One of the disaccredited laboratory networks, the CDB (Diagnostic Center of Brazil), stated in a note that the decision to no longer serve the plan’s customers was Prevent Senior’s unilateral decision. “The laboratory continues with its doors open to customers through private service.”

Regarding the increase in the number of complaints from Prevent beneficiaries, ANS stated that the operator has been under a technical management system, a monitoring mechanism carried out by the body, since October 2021. “The agency reinforces that it is conducting investigations on the operator rigorously and carefully.”

According to ANS, the numbers of complaints refer to manifestations that have not yet been appreciated and, therefore, do not necessarily represent infractions by the operator. Complaints are automatically directed to health operators, who have five to ten business days to send a response to the beneficiary.

Prevent Senior stated that the complaints to ANS are largely due to non-assistance complaints, such as delays in collection slips.
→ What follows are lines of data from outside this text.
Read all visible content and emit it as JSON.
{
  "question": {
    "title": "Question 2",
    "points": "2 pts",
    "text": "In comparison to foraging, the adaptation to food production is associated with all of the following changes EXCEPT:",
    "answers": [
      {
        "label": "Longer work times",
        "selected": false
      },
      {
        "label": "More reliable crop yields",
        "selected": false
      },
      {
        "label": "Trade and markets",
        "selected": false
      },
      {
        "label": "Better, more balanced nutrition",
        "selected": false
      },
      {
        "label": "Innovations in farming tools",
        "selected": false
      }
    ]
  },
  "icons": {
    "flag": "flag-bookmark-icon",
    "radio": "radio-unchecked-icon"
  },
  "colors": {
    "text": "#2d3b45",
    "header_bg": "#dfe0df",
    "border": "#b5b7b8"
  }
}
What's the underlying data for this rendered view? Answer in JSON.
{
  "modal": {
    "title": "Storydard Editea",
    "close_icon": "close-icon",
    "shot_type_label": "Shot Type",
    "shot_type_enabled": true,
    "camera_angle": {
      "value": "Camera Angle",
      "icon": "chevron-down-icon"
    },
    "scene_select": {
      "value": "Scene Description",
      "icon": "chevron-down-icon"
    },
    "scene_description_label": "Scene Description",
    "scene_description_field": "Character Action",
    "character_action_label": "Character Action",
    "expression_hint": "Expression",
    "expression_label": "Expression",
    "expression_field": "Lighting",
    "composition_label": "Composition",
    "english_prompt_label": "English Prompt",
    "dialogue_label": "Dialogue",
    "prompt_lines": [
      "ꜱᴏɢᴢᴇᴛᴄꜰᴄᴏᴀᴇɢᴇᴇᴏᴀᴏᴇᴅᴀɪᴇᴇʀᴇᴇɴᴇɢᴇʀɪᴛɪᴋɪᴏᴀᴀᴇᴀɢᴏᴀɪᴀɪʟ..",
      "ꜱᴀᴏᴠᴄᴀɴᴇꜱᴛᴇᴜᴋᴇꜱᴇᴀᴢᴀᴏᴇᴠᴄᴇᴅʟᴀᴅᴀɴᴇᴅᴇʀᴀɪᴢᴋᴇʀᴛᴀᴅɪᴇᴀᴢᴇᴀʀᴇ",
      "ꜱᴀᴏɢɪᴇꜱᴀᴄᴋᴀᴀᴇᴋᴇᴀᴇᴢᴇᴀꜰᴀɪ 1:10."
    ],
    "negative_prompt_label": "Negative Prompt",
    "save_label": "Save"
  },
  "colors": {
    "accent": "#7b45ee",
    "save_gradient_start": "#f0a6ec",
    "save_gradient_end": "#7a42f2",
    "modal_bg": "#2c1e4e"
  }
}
This was due to the implementation of a new financial management system. “Prevent has resolution rates that reach almost 100% of complaints, and is working to reduce them.”

According to the lawyer specializing in the rights of users of health plans Marcos Patullo, the legislation allows the disqualification of the network of partners as long as companies replace it with an equivalent option. “This is usually quite controversial because the criterion of equivalent, in these cases, is subjective”, he says.

For example, the health care provider is not obligated to replace a doctor or laboratory in the same neighborhood or region as the non-accredited provider, according to the lawyer.

According to the company, in the case of the beneficiary who complained about the lack of orthopedists in the network, consultations were offered in units within the period recommended by the contract and legislation. “Due to the fact that the offices are not close to the beneficiary’s residence, they were refused by the patient”, he informed.​

In a note, the ANS stated that a survey is underway on providers discredited by Prevent Senior “to verify that the operator has complied with all regulatory standards”.

Health operators are required to inform changes in the care network up to 30 days in advance, according to the regulatory agency. If the rule is not followed, a fine of BRL 30,000 to BRL 50,000 is applied. The values ​​can increase up to 20 times if the infraction produces effects of a collective nature.